Anton "Toni" Allemann (6 January 1936 – 3 August 2008) was a Swiss footballer. He began his career at BSC Young Boys in Bern in 1957 at age 21, where he spent four seasons.

== Early life and club career ==
Allemann came to London in 1959 as part of his training as a watchmaker. FA regulations meant that he could not play for a professional club so he joined Hayes FC making a total of 15 appearances and scoring 4 goals. In 1961, he joined Italian side A.C. Mantova, and later played for PSV Eindhoven in the Netherlands, and 1. FC Nürnberg in Germany, before returning home to Switzerland in 1966 to play for Grasshopper-Club Zürich.

==International career==
At the international level, Allemann played 27 times for the Swiss national team, and scored nine international goals.
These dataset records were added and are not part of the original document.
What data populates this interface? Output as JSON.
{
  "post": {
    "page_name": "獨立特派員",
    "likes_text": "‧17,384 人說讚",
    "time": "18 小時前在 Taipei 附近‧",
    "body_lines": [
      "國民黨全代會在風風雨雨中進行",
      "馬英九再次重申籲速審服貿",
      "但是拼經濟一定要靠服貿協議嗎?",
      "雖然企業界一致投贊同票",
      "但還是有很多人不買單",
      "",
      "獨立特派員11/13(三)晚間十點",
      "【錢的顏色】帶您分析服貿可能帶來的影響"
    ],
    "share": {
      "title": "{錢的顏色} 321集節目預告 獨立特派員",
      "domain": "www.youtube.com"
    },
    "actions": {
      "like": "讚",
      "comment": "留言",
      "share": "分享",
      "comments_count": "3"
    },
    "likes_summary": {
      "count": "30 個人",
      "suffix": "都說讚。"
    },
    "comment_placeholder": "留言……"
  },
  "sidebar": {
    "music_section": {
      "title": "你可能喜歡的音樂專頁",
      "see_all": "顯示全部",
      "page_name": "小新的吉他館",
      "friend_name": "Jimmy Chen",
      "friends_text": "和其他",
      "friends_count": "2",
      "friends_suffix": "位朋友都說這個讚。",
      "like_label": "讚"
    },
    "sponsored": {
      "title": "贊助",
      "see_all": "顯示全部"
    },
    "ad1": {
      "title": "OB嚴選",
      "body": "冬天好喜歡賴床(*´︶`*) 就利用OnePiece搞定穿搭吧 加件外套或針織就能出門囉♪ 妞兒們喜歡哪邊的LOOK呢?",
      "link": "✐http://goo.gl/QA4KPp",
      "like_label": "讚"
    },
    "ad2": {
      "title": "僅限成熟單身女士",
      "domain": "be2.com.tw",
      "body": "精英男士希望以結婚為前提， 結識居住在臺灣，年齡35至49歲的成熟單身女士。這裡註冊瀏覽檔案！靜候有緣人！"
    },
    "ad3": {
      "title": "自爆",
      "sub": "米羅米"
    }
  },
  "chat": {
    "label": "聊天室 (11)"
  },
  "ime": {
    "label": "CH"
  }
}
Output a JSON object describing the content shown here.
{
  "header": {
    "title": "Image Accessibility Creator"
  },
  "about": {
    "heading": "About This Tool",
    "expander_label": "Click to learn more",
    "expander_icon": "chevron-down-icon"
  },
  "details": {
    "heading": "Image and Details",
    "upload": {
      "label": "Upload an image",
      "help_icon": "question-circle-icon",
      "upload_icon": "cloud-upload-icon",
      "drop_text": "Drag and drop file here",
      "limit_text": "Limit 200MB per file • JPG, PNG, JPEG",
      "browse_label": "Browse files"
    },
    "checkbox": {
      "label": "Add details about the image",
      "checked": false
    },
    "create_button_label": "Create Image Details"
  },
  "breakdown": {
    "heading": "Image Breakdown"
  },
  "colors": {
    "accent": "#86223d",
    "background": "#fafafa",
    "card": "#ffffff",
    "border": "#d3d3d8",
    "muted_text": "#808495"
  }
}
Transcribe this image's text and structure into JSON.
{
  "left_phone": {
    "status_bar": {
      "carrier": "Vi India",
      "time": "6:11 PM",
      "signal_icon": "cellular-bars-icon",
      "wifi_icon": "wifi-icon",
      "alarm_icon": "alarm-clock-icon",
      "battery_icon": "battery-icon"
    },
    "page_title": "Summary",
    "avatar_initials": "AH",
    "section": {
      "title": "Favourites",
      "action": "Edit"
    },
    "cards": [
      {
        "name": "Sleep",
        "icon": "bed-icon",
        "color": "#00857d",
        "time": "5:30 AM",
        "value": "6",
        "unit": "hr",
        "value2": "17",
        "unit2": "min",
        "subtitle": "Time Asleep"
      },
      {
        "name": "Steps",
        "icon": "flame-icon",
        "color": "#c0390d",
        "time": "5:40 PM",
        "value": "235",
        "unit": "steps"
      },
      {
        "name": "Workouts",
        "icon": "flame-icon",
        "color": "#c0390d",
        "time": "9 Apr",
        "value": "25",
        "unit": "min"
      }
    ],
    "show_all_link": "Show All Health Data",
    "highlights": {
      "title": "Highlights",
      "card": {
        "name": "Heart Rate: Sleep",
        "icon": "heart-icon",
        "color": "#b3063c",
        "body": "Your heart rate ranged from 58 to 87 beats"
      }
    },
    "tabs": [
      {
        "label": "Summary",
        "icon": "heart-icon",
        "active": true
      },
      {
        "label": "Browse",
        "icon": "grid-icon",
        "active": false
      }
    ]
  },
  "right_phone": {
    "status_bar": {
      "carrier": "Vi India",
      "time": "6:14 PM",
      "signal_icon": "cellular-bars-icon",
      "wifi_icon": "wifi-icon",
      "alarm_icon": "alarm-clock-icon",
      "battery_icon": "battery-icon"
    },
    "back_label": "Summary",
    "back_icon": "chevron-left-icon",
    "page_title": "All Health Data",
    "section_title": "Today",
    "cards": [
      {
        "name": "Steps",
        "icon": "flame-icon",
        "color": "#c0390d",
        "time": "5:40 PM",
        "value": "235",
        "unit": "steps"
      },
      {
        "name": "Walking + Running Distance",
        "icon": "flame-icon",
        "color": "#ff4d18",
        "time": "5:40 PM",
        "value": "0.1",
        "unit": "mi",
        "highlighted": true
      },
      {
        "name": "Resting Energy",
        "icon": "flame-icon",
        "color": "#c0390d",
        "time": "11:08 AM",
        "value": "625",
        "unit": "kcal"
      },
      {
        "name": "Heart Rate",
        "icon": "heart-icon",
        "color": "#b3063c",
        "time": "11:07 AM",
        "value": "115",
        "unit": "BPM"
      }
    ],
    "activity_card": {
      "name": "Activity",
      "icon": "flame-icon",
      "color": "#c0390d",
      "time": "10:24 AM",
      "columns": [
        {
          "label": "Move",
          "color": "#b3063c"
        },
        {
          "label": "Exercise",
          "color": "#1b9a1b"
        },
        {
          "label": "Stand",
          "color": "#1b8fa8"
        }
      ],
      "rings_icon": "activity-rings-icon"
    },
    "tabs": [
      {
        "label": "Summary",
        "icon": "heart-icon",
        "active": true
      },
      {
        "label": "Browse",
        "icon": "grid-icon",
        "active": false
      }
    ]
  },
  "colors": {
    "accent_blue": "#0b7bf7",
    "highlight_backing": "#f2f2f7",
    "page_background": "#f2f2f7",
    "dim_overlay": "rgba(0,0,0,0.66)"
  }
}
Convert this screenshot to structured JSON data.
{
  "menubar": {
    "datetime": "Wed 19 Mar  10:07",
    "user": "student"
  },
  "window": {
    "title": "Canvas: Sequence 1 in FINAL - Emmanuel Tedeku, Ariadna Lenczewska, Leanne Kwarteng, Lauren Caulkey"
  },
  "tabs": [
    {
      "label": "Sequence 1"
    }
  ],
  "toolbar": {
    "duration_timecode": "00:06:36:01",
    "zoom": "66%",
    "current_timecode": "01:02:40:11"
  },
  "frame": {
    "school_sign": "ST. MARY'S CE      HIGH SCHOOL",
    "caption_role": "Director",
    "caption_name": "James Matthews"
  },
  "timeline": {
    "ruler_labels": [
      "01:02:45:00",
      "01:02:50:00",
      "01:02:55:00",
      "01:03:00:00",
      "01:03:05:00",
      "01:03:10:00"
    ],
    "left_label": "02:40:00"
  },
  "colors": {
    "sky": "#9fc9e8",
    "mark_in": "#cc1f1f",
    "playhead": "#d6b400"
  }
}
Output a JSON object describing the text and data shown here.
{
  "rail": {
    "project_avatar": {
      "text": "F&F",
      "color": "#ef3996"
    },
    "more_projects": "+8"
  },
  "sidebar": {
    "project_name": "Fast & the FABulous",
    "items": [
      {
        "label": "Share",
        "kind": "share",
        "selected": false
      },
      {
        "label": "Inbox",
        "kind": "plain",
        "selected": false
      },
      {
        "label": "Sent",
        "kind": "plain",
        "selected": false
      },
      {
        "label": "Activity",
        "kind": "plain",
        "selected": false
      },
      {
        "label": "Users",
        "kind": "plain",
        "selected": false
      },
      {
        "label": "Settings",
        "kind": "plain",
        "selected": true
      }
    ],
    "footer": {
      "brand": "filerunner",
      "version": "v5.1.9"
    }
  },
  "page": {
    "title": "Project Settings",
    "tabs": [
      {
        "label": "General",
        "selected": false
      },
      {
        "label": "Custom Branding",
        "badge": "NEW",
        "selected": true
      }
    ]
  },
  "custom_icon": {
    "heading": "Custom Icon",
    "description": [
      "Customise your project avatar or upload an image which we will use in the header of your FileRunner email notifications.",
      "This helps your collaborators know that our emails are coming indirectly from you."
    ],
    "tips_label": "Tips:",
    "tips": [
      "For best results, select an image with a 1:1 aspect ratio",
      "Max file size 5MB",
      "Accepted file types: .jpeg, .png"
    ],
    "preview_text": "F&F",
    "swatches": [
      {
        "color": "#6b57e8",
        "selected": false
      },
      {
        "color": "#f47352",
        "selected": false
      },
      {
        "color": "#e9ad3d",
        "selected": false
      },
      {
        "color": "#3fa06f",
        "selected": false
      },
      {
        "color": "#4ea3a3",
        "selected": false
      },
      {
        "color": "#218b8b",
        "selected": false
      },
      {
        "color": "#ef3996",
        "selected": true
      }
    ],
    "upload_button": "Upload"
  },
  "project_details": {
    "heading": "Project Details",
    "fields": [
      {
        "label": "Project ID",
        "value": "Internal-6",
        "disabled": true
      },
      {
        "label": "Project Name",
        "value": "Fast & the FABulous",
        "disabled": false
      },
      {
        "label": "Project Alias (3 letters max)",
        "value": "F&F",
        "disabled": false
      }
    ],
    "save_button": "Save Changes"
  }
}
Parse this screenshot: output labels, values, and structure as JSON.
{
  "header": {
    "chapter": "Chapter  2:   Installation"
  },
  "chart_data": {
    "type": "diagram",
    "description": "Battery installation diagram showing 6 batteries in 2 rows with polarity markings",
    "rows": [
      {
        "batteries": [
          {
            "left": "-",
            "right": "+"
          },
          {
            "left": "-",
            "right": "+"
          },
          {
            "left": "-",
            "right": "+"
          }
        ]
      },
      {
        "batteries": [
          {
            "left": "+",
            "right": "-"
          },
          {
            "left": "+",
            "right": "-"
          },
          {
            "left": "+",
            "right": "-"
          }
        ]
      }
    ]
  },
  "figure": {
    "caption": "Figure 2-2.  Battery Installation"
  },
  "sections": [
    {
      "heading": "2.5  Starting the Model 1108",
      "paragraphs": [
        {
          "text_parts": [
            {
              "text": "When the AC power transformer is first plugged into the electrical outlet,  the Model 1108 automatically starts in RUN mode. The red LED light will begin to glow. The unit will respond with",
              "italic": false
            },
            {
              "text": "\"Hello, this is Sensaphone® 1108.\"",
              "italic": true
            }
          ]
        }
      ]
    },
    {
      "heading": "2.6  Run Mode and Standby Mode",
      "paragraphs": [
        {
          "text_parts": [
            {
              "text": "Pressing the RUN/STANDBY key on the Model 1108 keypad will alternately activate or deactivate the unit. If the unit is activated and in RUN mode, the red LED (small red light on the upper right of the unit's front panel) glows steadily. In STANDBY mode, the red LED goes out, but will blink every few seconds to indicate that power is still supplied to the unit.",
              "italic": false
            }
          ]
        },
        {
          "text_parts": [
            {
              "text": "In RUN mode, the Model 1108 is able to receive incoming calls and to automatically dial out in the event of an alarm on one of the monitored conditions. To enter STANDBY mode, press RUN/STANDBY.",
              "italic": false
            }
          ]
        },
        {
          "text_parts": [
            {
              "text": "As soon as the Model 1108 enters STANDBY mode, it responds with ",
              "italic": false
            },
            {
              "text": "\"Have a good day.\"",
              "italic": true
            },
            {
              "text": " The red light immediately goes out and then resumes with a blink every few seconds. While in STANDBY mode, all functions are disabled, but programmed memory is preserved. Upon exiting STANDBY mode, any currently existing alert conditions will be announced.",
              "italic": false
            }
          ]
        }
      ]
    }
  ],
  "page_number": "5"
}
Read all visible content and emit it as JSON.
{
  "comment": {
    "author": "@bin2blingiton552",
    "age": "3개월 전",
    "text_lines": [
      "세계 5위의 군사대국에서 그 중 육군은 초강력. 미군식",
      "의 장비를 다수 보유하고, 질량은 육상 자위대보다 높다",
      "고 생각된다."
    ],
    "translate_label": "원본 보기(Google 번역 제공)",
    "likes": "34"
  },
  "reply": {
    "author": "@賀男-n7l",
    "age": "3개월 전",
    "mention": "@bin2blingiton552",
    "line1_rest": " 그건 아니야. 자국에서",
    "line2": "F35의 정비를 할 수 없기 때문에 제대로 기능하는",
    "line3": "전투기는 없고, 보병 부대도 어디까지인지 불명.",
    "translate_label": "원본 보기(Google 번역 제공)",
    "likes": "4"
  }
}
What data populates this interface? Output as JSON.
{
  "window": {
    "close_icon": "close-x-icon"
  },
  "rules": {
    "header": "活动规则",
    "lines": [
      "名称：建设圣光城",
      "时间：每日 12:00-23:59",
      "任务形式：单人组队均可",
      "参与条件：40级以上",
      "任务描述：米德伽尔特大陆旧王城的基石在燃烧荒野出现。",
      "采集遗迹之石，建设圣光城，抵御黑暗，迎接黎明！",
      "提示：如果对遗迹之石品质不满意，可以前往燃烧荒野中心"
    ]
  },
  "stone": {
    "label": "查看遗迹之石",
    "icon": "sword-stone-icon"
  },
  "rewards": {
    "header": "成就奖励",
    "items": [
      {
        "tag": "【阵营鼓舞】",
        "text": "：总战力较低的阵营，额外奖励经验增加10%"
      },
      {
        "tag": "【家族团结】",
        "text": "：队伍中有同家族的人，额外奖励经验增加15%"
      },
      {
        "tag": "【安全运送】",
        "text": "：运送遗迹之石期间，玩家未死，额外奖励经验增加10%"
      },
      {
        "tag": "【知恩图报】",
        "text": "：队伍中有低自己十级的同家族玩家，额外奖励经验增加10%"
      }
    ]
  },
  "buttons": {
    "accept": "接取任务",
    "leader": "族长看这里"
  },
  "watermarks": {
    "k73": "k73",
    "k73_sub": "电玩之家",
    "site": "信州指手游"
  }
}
He made his national-team debut in a friendly match against Sweden in 1958, and was a member of Switzerland's 1962 FIFA World Cup squad. He played his last international match in June 1966, where he scored the qualification goal but he was omitted from Switzerland's World Cup squad the same year.

==Personal life==
===Death===
Allemann died 3 August 2008, aged 72, after suffering a heart attack.